Tatsächlich ist Hagen wie auch Kubicki entschlossen, die FDP durch mehr Zuspitzung und weniger Angst vor dem Zeitgeist wieder nach vorn zu bringen. „Die letzte Führung hat gezeigt, dass Konsensorientierung allein nicht ausreicht“, sagte er der F.A.Z. Den Vorwurf Strack-Zimmermanns weist er dennoch zurück: „Ich habe mit keinem Wort in dem Post die Julis oder Henning Höne angegriffen.“ Gegenüber der F.A.Z. führt er aus: „Einen Beitrag zu teilen, bedeutet ja nicht, dass man mit jedem einzelnen Wort einverstanden sein muss. Es können auch zehn richtige und ein einziger falscher Satz darin stehen, darf man ihn dann nicht teilen?“
Zweifel am Sinn der Brandmauer
Als politisches Vorbild nennt Hagen Guido Westerwelle. Er habe in ihm die Begeisterung für die liberale Idee geweckt, seinetwegen sei er 1998 noch als Schüler in die FDP eingetreten. „Westerwelle ist nie einem Konflikt ausgewichen, und er hat die Partei wieder zu einer Avantgarde gemacht.“ So sehe er jetzt auch seine Aufgabe: am inhaltlichen Profil der FDP zu arbeiten, den Liberalismus weiterzuentwickeln, aber auch die Partei für ein mögliches vorzeitiges Ende der Regierungskoalition in Berlin vorzubereiten. „Dann wollen wir gerüstet sein.“
In diesem Zusammenhang sind vermutlich auch Hagens Zweifel an der „Brandmauer“ gegen die AfD zu sehen.

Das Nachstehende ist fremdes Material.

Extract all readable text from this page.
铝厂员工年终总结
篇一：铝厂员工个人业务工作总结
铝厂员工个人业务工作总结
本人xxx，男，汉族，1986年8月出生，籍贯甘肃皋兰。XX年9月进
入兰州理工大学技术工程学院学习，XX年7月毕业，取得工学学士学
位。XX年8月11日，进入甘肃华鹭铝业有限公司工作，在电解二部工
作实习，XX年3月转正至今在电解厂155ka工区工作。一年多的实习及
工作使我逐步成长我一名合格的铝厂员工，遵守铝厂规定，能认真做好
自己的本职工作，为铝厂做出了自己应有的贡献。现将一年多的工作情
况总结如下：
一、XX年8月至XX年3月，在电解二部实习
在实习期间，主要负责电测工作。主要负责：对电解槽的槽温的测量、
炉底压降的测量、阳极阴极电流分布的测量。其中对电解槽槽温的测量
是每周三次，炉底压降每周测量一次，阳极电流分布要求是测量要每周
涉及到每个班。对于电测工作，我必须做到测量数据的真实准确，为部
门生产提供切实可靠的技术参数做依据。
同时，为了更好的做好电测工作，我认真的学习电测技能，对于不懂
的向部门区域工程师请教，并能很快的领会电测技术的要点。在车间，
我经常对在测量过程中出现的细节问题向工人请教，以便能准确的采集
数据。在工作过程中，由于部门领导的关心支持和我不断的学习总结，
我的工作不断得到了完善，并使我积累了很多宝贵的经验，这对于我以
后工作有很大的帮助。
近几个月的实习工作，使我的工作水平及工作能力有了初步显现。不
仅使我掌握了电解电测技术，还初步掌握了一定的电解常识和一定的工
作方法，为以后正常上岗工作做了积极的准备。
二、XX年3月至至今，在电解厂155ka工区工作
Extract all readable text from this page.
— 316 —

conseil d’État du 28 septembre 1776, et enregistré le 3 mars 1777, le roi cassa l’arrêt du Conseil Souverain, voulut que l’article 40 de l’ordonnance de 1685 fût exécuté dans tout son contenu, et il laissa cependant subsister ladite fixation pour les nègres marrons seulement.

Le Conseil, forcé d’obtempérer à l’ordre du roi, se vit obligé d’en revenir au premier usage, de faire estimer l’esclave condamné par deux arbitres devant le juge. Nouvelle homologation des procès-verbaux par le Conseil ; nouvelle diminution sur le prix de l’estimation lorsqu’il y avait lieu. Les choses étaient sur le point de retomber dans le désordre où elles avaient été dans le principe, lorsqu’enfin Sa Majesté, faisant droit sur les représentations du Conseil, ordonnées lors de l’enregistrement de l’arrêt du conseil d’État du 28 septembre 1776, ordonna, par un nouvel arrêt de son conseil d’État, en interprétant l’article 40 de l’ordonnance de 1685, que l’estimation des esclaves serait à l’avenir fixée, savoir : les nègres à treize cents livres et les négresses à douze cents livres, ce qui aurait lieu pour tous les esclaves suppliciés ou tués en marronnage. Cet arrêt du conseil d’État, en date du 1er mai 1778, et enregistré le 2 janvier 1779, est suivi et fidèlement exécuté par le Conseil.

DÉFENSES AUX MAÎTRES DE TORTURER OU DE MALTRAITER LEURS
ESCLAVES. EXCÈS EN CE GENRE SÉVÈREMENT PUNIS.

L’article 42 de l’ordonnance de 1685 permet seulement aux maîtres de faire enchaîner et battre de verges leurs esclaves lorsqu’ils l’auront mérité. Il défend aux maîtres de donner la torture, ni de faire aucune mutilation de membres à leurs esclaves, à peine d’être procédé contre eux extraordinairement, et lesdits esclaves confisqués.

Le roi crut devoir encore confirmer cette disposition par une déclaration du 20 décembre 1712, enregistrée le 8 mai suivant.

Kurz vor dem Parteitag nannte er sie einen „Popanz“. Zwar wolle er nicht mit der Partei zusammenarbeiten, habe aber nichts gegen gemeinsame Mehrheiten. „Wir sollten unser Abstimmungsverhalten nicht davon abhängig machen, was die AfD tut.“ Auch damit weckte Hagen wohl Befürchtungen innerhalb seiner Partei, die er in seiner Bewerbungsrede erst einmal wieder einfangen musste. Das magere Wahlergebnis von 58 Prozent zeigt, dass er da noch viel zu tun hat.
Unabhängigen Geist zeigte der 44 Jahre alte Strategie- und Kommunikationsberater und verheiratete Vater zweier Kinder schon in seiner Jugend in Rosenheim. „In Bayern nicht in die CSU einzutreten, grenzte ein wenig ans Revolutionäre“, sagt Hagen. In München studierte er Wirtschaftsgeschichte, Psychologie und Politologie, in der bayerischen FDP war er zwischen 2018 und 2025 Partei- und Fraktionsvorsitzender im Landtag. Seit 2024 ist er Geschäftsführer der Denkfabrik „Republik21“.